In a democracy, it is but natural that there will be deep differences, attacks and counter-attacks, leaders will be targeted and their decisions questioned, these are legitimate in a “competitive democracy.” But for the principal opposition party and its leaders to initiate a calumny campaign against the Prime Minister, to abuse the ruling party’s national president, to unleash a cabal of minions who attack them personally, to accuse Narendra Modi of being a leader who excels and revels in creating fissures and in marginalising large sections of the population, to accuse him of being lowly, to accuse him of being a fascist is indeed despicable, it certainly displays a “new viciousness” – or is it new, since it is a viciousness that the Congress, its first family and its courtiers have always displayed towards Modi and his principal lieutenant Amit Shah.

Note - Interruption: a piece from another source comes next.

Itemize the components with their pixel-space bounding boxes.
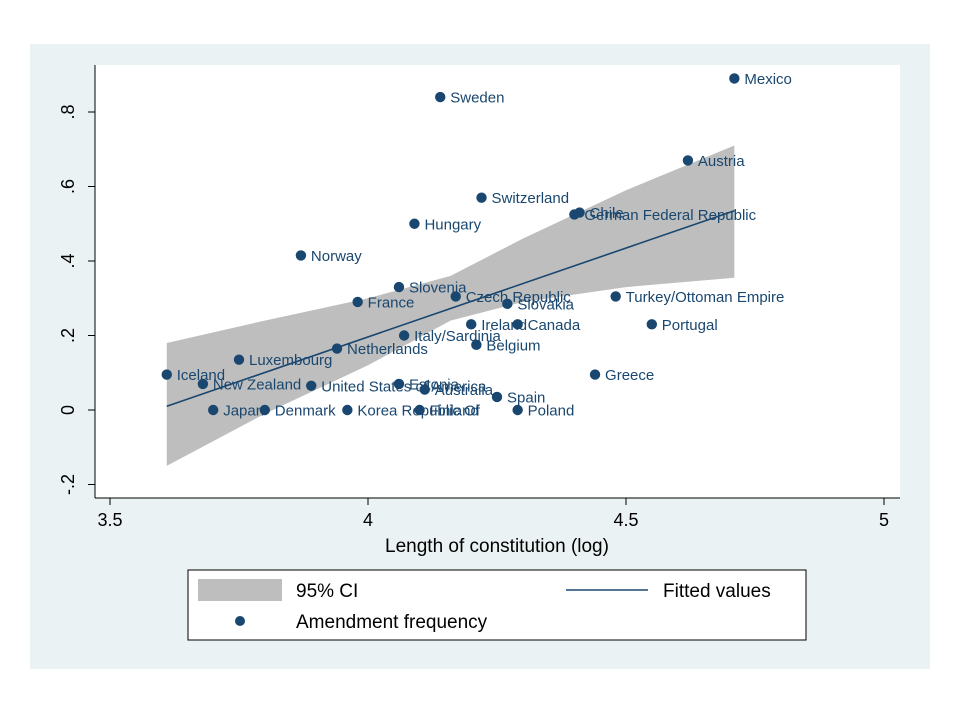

In the entire Gujarat campaign, even by the low standard the Congress had set for itself for the last one decade –recall that it did not even spare Amit Shah when he had dared to taken on terrorists, it did not spare Modi and when it could not conjure up anything else, it accused him and his team of spying on a lady citizen of the state, such was the nadir of the standard that it set for itself – the party has only excelled in leveling wide allegations, false claims and in trying to deliberately mislead the people of the state and in communalising the atmosphere.

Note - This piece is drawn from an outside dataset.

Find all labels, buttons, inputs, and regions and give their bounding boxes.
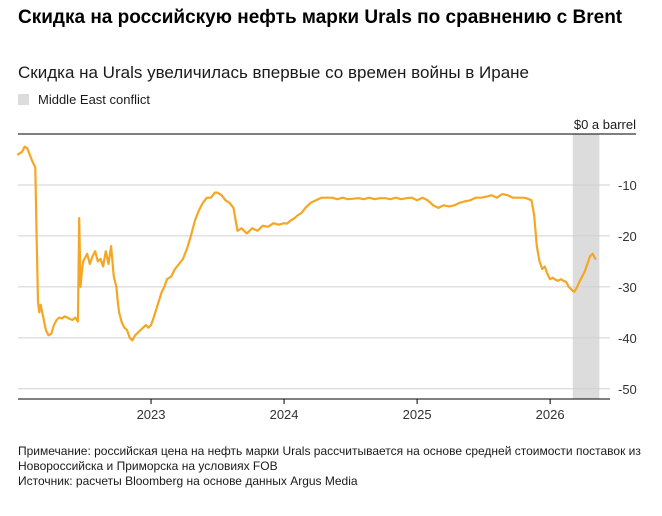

But, Prime Minister Modi has certainly done us a favour, at least to millions of those “bhakts” as well as “non-bhakts” who look up to him, who see reflected in him possibilities for India, whose aspirations he symbolises. At least he has broken his silence in this campaign, he has shed his aloofness, he has shed his habit of regally ignoring the repeated brickbats, innuendos, abuses hurled at him. He decided to take head on those who attempted to spread the poison which degrade democratic institutions, he decided to expose those who have, during the entire campaign, attempted to divide people on the basis of caste and have tried to ruin and destroy the state’s stability and peaceful social fabric. He has decided to expose them and those who were the perpetrators of curfew-raj over Gujarat for years, he decided to take head on those who, through a deliberate design, have decided to play havoc with our essence as a democracy, who have, throughout the Gujarat campaign and throughout the last two years, displayed an insecurity that comes with powerlessness.

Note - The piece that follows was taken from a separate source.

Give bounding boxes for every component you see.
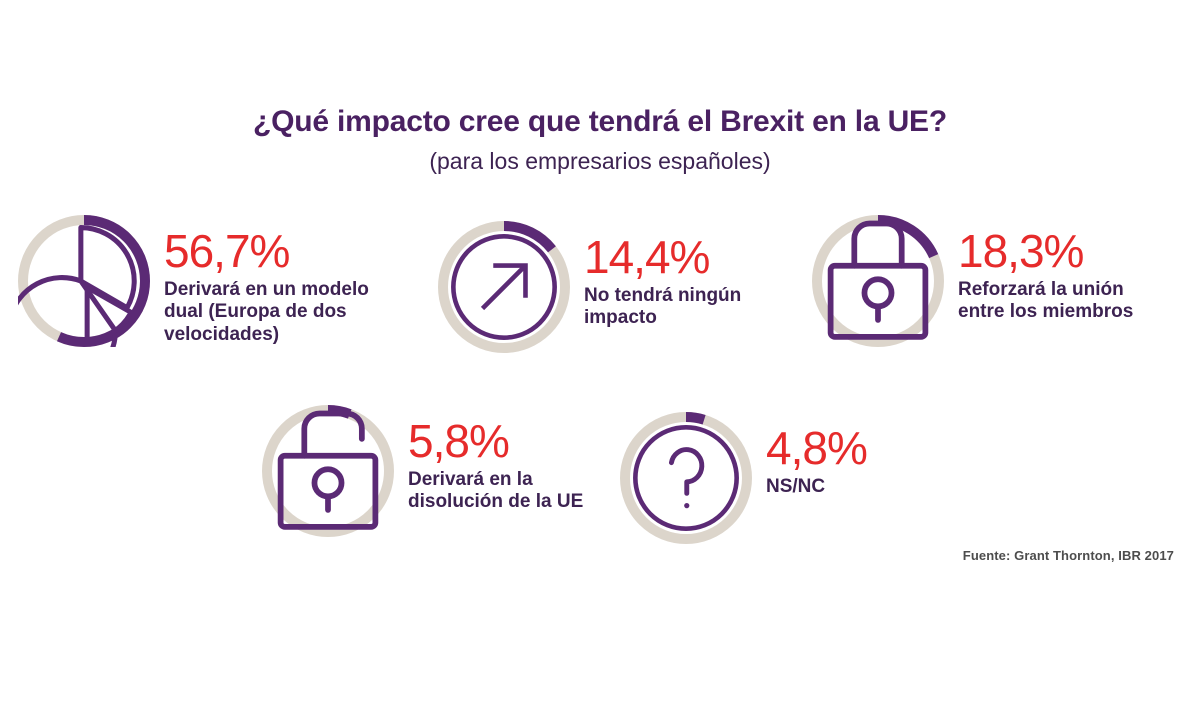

Modi will win the Gujarat elections, because people, having seen through the game of deception and ruse that the Congress habitually plays, will want the new India narrative to prosper. But more ominously, Indian democracy, it is true, is indeed at the crossroads “where all its inner demons and repressed ugliness are playing out in the open” – the Congress party’s behaviour in the current Gujarat elections has reinforced that truth– certainly such a phase requires “statesmanship, not nauseating divisiveness”, fortunately for us Modi survives and continues to grow and to provide that statesmanship, he survives all attacks, all aspersions and all abuses.
Had it been left to the Congress, to its dynasty and to its minions – both intellectual and political – they would have certainly taken “India down the road to ruin”, such are the symptoms and results of an insecurity induced by a profound and irrevocable sense of powerlessness.